Operation or family CUDA dtype support Notes
Allocation, upload, download F32, F64, I32, I64, Bool, C32, C64 Explicit CPU/GPU transfer only
add, mul, div F32, F64, C32, C64 Same dtype inputs only; integer and Bool arithmetic are not implemented
neg F32, F64, C32, C64 Integer and Bool negation are not implemented
conj F32, F64, C32, C64 Real floating dtypes are identity; integer and Bool inputs are not implemented
abs, sign F32, F64 Complex, integer, and Bool inputs are not implemented
maximum, minimum, compare, select, clamp F32, F64 Complex ordering is not defined; compare returns a Bool tensor and select takes a Bool predicate
exp, log, sin, cos, tanh, sqrt, rsqrt, expm1, log1p F32, F64 Complex analytic kernels are not implemented
pow F32, F64 Same dtype inputs only
reshape F32, F64, I32, I64, Bool, C32, C64 Metadata-only shape change
transpose, broadcast_in_dim, extract_diagonal, embed_diagonal, tril, triu F32, F64, I32, I64, C32, C64 Structural tensor operations; Bool is not implemented
checked convert, explicit cast F32, F64, C32, C64 among those dtypes; I32, I64, and Bool identity only convert applies the public checked conversion contract before backend dispatch; cast is explicit dtype projection. Conversion to or from integer or Bool dtypes is not implemented on CUDA except identity
reduce_sum, reduce_prod F32, F64, I32, I64, C32, C64 Multi-axis reductions are composed from single-axis kernels; Bool is not implemented
reduce_max, reduce_min F32, F64 Complex ordering is not defined; integer and Bool min/max are not implemented
dot_general F32, F64, C32, C64 cuTENSOR-backed contraction; same dtype inputs only
gather operand F32, F64, I32, C32, C64; indices F32, F64, I32, or I64 Complex and Bool index tensors; I64 and Bool operands are not implemented
scatter operand/update F32, F64, C32, C64; indices F32, F64, I32, or I64 Add-scatter semantics; complex and Bool index tensors and integer/Bool operands are not implemented
slice, pad, concatenate, reverse F32, F64, I32, I64, C32, C64 Dense structural/indexing operations; Bool is not implemented
dynamic_slice input F32, F64, I32, C32, C64; starts F32, F64, I32, or I64 Complex and Bool start tensors; I64 and Bool inputs are not implemented
dynamic_update_slice No CUDA implementation Returns an error
cholesky, triangular_solve, lu, svd, qr, eigh, solve F32, F64, C32, C64 cuSOLVER/cuBLAS-backed; integer and Bool dtypes are not implemented
full_piv_lu, full_piv_lu_solve No CUDA implementation Returns an error
General eig No CUDA implementation cuSOLVER does not provide LAPACK dgeev-style general eigendecomposition; download to CPU explicitly
AMD/ROCm No supported execution backend ROCm remains reserved for future loader-backed work

WebGPU Coverage

The WebGPU backend is experimental. It uses the same tensor APIs as CUDA and CPU, but its operation coverage is intentionally much narrower. Unsupported rows return explicit errors and do not fall back to CPU.
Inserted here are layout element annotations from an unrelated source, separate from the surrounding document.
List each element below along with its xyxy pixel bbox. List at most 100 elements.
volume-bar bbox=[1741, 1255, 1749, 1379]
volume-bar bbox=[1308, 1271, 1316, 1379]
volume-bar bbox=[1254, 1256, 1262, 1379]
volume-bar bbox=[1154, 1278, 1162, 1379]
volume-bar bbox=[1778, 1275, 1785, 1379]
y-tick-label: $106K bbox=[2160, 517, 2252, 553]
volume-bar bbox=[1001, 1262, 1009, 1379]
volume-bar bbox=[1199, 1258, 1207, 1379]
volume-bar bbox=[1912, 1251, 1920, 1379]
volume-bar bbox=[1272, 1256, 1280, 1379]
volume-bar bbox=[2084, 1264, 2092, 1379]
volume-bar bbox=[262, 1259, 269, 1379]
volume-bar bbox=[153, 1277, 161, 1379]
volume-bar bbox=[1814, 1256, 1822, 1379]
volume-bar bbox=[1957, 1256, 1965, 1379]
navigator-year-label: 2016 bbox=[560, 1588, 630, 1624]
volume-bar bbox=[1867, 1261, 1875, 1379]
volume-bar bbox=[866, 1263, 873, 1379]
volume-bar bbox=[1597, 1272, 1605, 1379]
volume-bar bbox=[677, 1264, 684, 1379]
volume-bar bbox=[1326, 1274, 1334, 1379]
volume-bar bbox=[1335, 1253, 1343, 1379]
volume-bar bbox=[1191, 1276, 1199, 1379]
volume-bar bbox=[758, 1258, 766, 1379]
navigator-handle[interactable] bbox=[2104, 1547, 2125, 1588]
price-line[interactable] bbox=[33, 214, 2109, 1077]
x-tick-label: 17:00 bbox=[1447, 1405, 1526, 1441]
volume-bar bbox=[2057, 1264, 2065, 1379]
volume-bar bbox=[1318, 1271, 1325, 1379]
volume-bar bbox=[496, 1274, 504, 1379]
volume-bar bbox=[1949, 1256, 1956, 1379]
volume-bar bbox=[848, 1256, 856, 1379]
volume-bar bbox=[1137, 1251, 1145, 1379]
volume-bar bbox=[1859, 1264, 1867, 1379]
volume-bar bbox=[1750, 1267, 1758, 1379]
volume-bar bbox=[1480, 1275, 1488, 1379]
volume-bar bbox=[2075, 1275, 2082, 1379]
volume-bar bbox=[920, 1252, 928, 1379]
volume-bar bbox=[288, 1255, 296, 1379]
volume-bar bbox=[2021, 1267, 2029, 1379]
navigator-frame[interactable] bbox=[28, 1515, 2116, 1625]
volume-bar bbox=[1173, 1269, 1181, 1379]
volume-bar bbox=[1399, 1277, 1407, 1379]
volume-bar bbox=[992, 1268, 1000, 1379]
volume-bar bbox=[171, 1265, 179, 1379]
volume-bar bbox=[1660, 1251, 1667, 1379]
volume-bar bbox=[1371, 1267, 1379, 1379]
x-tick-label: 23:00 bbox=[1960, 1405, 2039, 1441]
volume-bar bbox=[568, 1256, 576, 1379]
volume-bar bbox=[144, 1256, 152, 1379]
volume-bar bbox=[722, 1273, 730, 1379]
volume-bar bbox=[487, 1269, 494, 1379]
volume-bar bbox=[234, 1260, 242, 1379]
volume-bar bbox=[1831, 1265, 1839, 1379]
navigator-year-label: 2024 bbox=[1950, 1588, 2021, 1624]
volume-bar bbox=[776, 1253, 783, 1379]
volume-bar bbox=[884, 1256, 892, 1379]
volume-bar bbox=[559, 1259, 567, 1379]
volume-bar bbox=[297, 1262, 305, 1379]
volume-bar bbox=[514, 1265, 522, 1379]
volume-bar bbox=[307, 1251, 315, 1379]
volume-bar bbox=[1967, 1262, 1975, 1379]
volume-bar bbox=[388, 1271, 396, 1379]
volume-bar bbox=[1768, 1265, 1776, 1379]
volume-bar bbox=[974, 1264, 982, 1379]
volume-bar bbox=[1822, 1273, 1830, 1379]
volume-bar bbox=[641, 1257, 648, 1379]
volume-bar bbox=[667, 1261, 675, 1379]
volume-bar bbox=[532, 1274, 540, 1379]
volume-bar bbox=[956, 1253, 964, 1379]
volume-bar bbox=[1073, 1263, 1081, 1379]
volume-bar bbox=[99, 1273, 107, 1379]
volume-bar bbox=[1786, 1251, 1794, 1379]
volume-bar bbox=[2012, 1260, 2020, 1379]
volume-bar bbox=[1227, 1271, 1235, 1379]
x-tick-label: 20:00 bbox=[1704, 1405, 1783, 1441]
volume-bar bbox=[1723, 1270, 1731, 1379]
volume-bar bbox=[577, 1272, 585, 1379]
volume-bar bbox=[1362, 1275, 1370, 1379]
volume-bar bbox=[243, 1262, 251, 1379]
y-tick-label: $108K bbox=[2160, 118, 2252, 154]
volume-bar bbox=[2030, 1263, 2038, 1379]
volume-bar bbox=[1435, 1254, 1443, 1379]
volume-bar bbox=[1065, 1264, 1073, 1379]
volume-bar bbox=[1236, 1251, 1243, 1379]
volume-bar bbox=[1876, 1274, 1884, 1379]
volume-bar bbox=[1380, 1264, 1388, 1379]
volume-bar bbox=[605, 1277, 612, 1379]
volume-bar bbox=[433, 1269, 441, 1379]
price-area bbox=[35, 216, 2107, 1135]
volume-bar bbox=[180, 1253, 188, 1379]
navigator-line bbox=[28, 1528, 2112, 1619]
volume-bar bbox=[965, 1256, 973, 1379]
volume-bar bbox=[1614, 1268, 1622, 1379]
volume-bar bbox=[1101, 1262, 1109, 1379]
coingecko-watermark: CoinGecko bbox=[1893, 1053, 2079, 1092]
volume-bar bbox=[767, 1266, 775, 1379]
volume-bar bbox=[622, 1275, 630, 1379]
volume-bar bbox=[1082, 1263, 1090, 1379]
Operation or family WebGPU dtype support Notes
Allocation, upload, download F32, F64, I32, I64, Bool, C32, C64 Explicit CPU/WebGPU transfer only
dot_general, dot_general_with_conj F32, C32 CubeK-backed BGEMM planner; C32 conjugation is handled by the CubeK complex GEMM API. Supports rank-2, batched, and same-device packed operand layouts covered by tests
Binary einsum lowering to dot_general F32, C32 Eager F32/C32 and traced F32 paths are covered when inputs are explicitly uploaded to WebGPU
dot_general with zero contracting size No WebGPU implementation Returns an error until CubeK behavior is validated
dot_general for F64, C64 No WebGPU implementation Returns an error; no CPU fallback
Elementwise and analytic ops No WebGPU implementation Returns an error
Reductions No WebGPU implementation Returns an error
Structural/indexing ops beyond transfer-owned allocation metadata No WebGPU implementation Returns an error
Linalg No WebGPU implementation Returns an error
ROCm No supported execution backend No ROCm quickstart is provided

If cuTENSOR, cuSOLVER, or cuBLAS are installed outside normal dynamic-linker paths, set TENFERRO_CUTENSOR_PATH, TENFERRO_CUSOLVER_PATH, or TENFERRO_CUBLAS_PATH.